More States Adopt Career Readiness Policies, Says EdWeek Quality Counts Report
January 16, 2013
More than half of the United States has implemented all four education-workforce alignment policies measured by Education Week in their 2013 edition of the Quality Countsreport card, including:
- K-12 education system defines work readiness
- State offers standard high school diploma with career specialization
- K-12 system offers pathway leading to industry-recognized credential or license
- K-12 system offers pathway to earn credits to transfer to postsecondary education
According to the report, more states than ever are adopting these policies, including 38 states that are defining work readiness and 44 states that are offering students a high school diploma with a career specialization.
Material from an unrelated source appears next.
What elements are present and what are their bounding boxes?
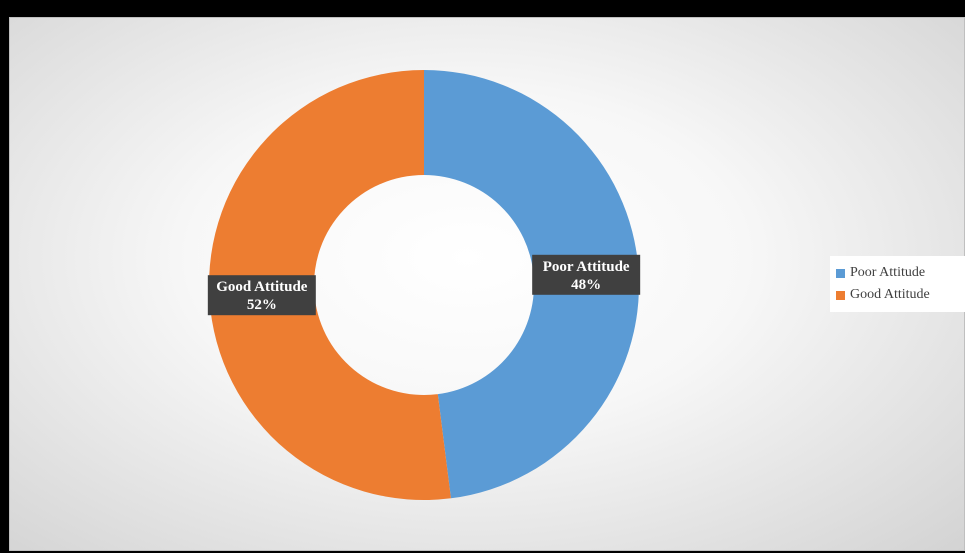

Twenty-eight states have implemented all four policies.
The economy and workforce policies are part of Quality Counts’ Transitions and Alignments category, which looks at the alignment of the education pipeline when students enter and exit the K-12 system, including early childhood education and college and career readiness. For the first time ever, a state—Georgia—received a perfect score in this category, having implemented all the recommended policies.
The report also used a Chance for Success index to examine state-by-state how education aligns to life outcomes, including the percentage of adults with a two- or four-year college degree, the percentage of adults with incomes at or above the national median and the percentage of adults in the full-time, year-round labor force. Massachusetts continued to lead in this category.
Overall, the nation received a C-plus grade for all indicators, slightly better than last year’s C grade. Maryland continued its
streak as the highest-rated state across the board—see how your state measured up. In addition to the annual review of the states, Quality Counts this year also addressed school climate, safety and discipline.